The code vocabulary frequency may be too low

This code insight – a derived metric from Halstead complexity measures – evaluates if a source file has a correct level of keyword variety (i.e. the ratio between the total number of operators/operand and the number of distinct operators/operands). If this ratio is high, it means your code could be semantically poor and globally harder to understand. Depending on Halstead recommendations and thresholds defined by CAST and based on an experience of 25 years in software measurement, Highlight counts penalty points for the scanned file if the vocabulary frequency is too low.

Why you should care

Understanding what a piece of code is supposed to do relies on many aspects like documentation, good naming conventions, etc.

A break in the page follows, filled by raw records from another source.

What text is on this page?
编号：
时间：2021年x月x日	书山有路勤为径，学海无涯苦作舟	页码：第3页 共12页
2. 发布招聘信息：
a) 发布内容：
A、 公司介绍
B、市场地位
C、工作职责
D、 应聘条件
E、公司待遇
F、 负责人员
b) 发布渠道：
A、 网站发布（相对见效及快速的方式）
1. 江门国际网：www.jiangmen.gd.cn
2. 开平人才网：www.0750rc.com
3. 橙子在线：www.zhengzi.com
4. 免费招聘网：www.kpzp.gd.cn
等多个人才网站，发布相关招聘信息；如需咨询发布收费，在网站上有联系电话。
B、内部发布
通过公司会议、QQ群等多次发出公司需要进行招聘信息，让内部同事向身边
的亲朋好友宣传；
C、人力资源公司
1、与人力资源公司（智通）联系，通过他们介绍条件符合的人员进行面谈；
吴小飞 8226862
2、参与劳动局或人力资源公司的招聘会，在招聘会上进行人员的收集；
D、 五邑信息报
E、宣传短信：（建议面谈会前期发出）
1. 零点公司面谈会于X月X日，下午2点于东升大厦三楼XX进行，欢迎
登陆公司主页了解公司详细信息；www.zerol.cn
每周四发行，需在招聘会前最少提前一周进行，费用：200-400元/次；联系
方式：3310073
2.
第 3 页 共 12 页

The vocabulary frequency can also help developers to understand and maintain the code more easily.  Ensuring your software has a well-balanced number of different keywords that a programming language offers tends to reduce the time necessary for a developer to handle it efficiently – especially if he’s not the primary code author.

Searched Pattern

This code insight is a metric that calculate the ratio between the number of distinct words and the total number of word.

Are considered as words :

  • the identifiers
  • the keywords
  • the following operators : …, <<= >>=  != %= &= *= = -= /= = |= && || + —  ->  <<  <=  ==  >=  >>  !  %  &  *  +  ,  –  .  /  <  =  >  ?   ^  | {  ;
  • : except in a case pattern
  • ( and [ except when following an indentifier or a keyword


About CAST and Highlight’s Code Insights

Over the last 25 years, CAST has leveraged unique knowledge on software quality measurement by analyzing thousands of applications and billions of lines of code. Based on this experience and community standards on programming best practices, Highlight implements hundreds of code insights across 15+ technologies to calculate health factors of a software.